- Film poster
- Directed by: Ben Miller
- Screenplay by: Ben Miller; Simon Godley;
- Based on: Huge by Jez Butterworth; Ben Miller; Simon Godley;
- Starring: Noel Clarke; Johnny Harris; Ralph Brown; Thandiwe Newton; Tamsin Egerton; Russell Tovey;
- Cinematography: Trevor Forrest
- Music by: Christian Henson
- Release date: 18 June 2010 (Edinburgh International Film Festival);
- Running time: 78 minutes
- Country: United Kingdom
- Language: English

= Huge (film) =

Huge is a 2010 British comedy film. It is Ben Miller's debut as a director and an adaptation of a stage play written by Miller, Jez Butterworth and Simon Godley.

==Production==
The play Huge was a hit at Edinburgh Festival Fringe and it took Miller fifteen years to get the film adaptation made. While the play was co-written with Jez Butterworth and Simon Godley, Butterworth was committed to working on Fair Game and was unable to take part in writing the film adaptation.

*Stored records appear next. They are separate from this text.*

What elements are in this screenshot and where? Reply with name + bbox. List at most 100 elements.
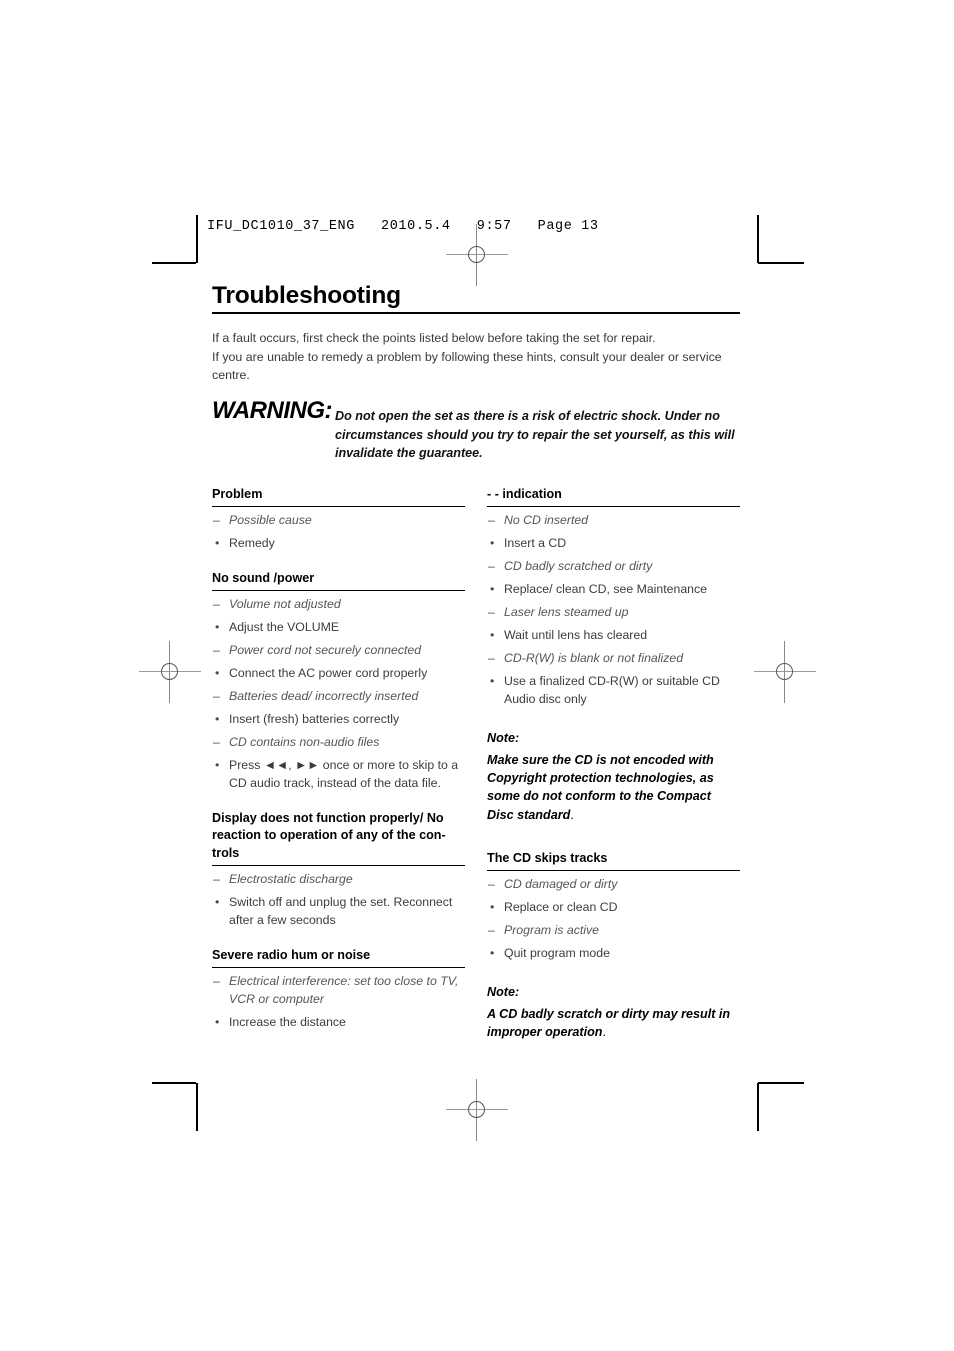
- section-heading: Display does not function properly/ No r…: [212, 810, 465, 867]
- print-slug: IFU_DC1010_37_ENG 2010.5.4 9:57 Page 13: [207, 219, 599, 234]
- remedy-item: • Remedy: [212, 535, 465, 553]
- section-item-list: – Possible cause • Remedy: [212, 512, 465, 553]
- dash-marker-icon: –: [488, 513, 495, 528]
- possible-cause-item: – Electrical interference: set too close …: [212, 973, 465, 1009]
- warning-block: WARNING: Do not open the set as there is…: [212, 399, 740, 462]
- registration-mark-ring: [776, 663, 793, 680]
- section-item-list: – Volume not adjusted • Adjust the VOLUME – P…: [212, 596, 465, 793]
- item-text: Electrostatic discharge: [229, 872, 353, 887]
- section-heading: - - indication: [487, 486, 740, 508]
- item-text: Batteries dead/ incorrectly inserted: [229, 688, 419, 703]
- note-body-tail: .: [570, 807, 574, 822]
- possible-cause-item: – Possible cause: [212, 512, 465, 530]
- bullet-marker-icon: •: [490, 628, 495, 643]
- right-column-sections: - - indication – No CD inserted • Insert a C…: [487, 486, 740, 708]
- intro-paragraph: If a fault occurs, first check the point…: [212, 329, 740, 386]
- troubleshooting-section: - - indication – No CD inserted • Insert a C…: [487, 486, 740, 708]
- item-text: Power cord not securely connected: [229, 642, 422, 657]
- crop-mark-bottom-right-vertical: [757, 1083, 759, 1131]
- item-text: CD damaged or dirty: [504, 876, 618, 891]
- bullet-marker-icon: •: [215, 665, 220, 680]
- item-text: Press ◄◄, ►► once or more to skip to a C…: [229, 757, 459, 790]
- page-title: Troubleshooting: [212, 282, 401, 309]
- dash-marker-icon: –: [213, 642, 220, 657]
- section-item-list: – Electrostatic discharge • Switch off and …: [212, 871, 465, 930]
- bullet-marker-icon: •: [215, 619, 220, 634]
- item-text: Replace or clean CD: [504, 899, 618, 914]
- dash-marker-icon: –: [213, 872, 220, 887]
- section-item-list: – CD damaged or dirty • Replace or clean CD…: [487, 876, 740, 963]
- item-text: Laser lens steamed up: [504, 605, 629, 620]
- bullet-marker-icon: •: [490, 899, 495, 914]
- dash-marker-icon: –: [213, 513, 220, 528]
- troubleshooting-section: Problem – Possible cause • Remedy: [212, 486, 465, 553]
- note-body-text: Make sure the CD is not encoded with Cop…: [487, 752, 714, 822]
- possible-cause-item: – CD badly scratched or dirty: [487, 558, 740, 576]
- remedy-item: • Increase the distance: [212, 1014, 465, 1032]
- remedy-item: • Switch off and unplug the set. Reconnec…: [212, 894, 465, 930]
- bullet-marker-icon: •: [490, 536, 495, 551]
- remedy-item: • Wait until lens has cleared: [487, 627, 740, 645]
- troubleshooting-section: Display does not function properly/ No r…: [212, 810, 465, 930]
- note-block-scratched-cd: Note: A CD badly scratch or dirty may re…: [487, 985, 740, 1042]
- dash-marker-icon: –: [488, 605, 495, 620]
- item-text: Wait until lens has cleared: [504, 628, 648, 643]
- bullet-marker-icon: •: [490, 945, 495, 960]
- remedy-item: • Insert (fresh) batteries correctly: [212, 711, 465, 729]
- note-body-tail: .: [602, 1024, 606, 1039]
- dash-marker-icon: –: [213, 973, 220, 988]
- registration-mark-right: [754, 641, 816, 703]
- registration-mark-ring: [468, 246, 485, 263]
- registration-mark-bottom-center: [446, 1079, 508, 1141]
- item-text: Increase the distance: [229, 1014, 346, 1029]
- remedy-item: • Replace/ clean CD, see Maintenance: [487, 581, 740, 599]
- registration-mark-ring: [161, 663, 178, 680]
- bullet-marker-icon: •: [215, 757, 220, 772]
- crop-mark-top-left-horizontal: [152, 262, 196, 264]
- dash-marker-icon: –: [213, 734, 220, 749]
- item-text: Use a finalized CD-R(W) or suitable CD A…: [504, 673, 720, 706]
- remedy-item: • Adjust the VOLUME: [212, 619, 465, 637]
- possible-cause-item: – CD damaged or dirty: [487, 876, 740, 894]
- crop-mark-bottom-right-horizontal: [758, 1082, 804, 1084]
- warning-text: Do not open the set as there is a risk o…: [334, 409, 735, 460]
- note-label: Note:: [487, 730, 520, 745]
- crop-mark-bottom-left-horizontal: [152, 1082, 196, 1084]
- bullet-marker-icon: •: [490, 582, 495, 597]
- title-rule: [212, 311, 740, 314]
- item-text: Switch off and unplug the set. Reconnect…: [229, 895, 453, 928]
- note-body: A CD badly scratch or dirty may result i…: [487, 1005, 740, 1042]
- possible-cause-item: – Laser lens steamed up: [487, 604, 740, 622]
- section-item-list: – No CD inserted • Insert a CD – CD badly scr…: [487, 512, 740, 709]
- dash-marker-icon: –: [488, 922, 495, 937]
- dash-marker-icon: –: [488, 559, 495, 574]
- possible-cause-item: – CD contains non-audio files: [212, 734, 465, 752]
- warning-label: WARNING:: [212, 397, 332, 425]
- item-text: Volume not adjusted: [229, 597, 341, 612]
- possible-cause-item: – Power cord not securely connected: [212, 642, 465, 660]
- possible-cause-item: – Volume not adjusted: [212, 596, 465, 614]
- possible-cause-item: – Batteries dead/ incorrectly inserted: [212, 688, 465, 706]
- remedy-item: • Insert a CD: [487, 535, 740, 553]
- remedy-item: • Replace or clean CD: [487, 899, 740, 917]
- remedy-item: • Quit program mode: [487, 945, 740, 963]
- dash-marker-icon: –: [213, 688, 220, 703]
- item-text: Connect the AC power cord properly: [229, 665, 428, 680]
- possible-cause-item: – Electrostatic discharge: [212, 871, 465, 889]
- item-text: Program is active: [504, 922, 599, 937]
- note-label: Note:: [487, 984, 520, 999]
- left-column-sections: Problem – Possible cause • Remedy No sound /p…: [212, 486, 465, 1031]
- troubleshooting-columns: Problem – Possible cause • Remedy No sound /p…: [212, 486, 740, 1041]
- section-heading: The CD skips tracks: [487, 850, 740, 871]
- note-block-cd-encoding: Note: Make sure the CD is not encoded wi…: [487, 731, 740, 824]
- possible-cause-item: – Program is active: [487, 922, 740, 940]
- intro-line-2: If you are unable to remedy a problem by…: [212, 349, 722, 383]
- intro-line-1: If a fault occurs, first check the point…: [212, 330, 656, 345]
- note-body-text: A CD badly scratch or dirty may result i…: [487, 1006, 731, 1039]
- section-item-list: – Electrical interference: set too close …: [212, 973, 465, 1032]
- item-text: No CD inserted: [504, 513, 589, 528]
- slug-rule-right: [757, 215, 759, 263]
- remedy-item: • Press ◄◄, ►► once or more to skip to a …: [212, 757, 465, 793]
- item-text: Possible cause: [229, 513, 312, 528]
- bullet-marker-icon: •: [215, 536, 220, 551]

Thandiwe Newton's role was written for her but she had reservations so Miller worked with script editor Jay Basu to rewrite and incorporate Newton's suggestions.

==Cast==
- Noel Clarke - Clark
- Johnny Harris - Warren Duggan
- Ralph Brown - Neil
- Thandiwe Newton - Kris
- Tamsin Egerton - Clarisse
- Russell Tovey - Carl

==Reception==
The film was poorly received with a 14% rating at Rotten Tomatoes.
Time Out gave the film one star and called the film "half-formed." The Guardian agreed calling the film "quite a finished product" but called it "an affectionate and promising debut" for filmmaker Miller. Empire gave the film two stars and called it "fatally unfunny."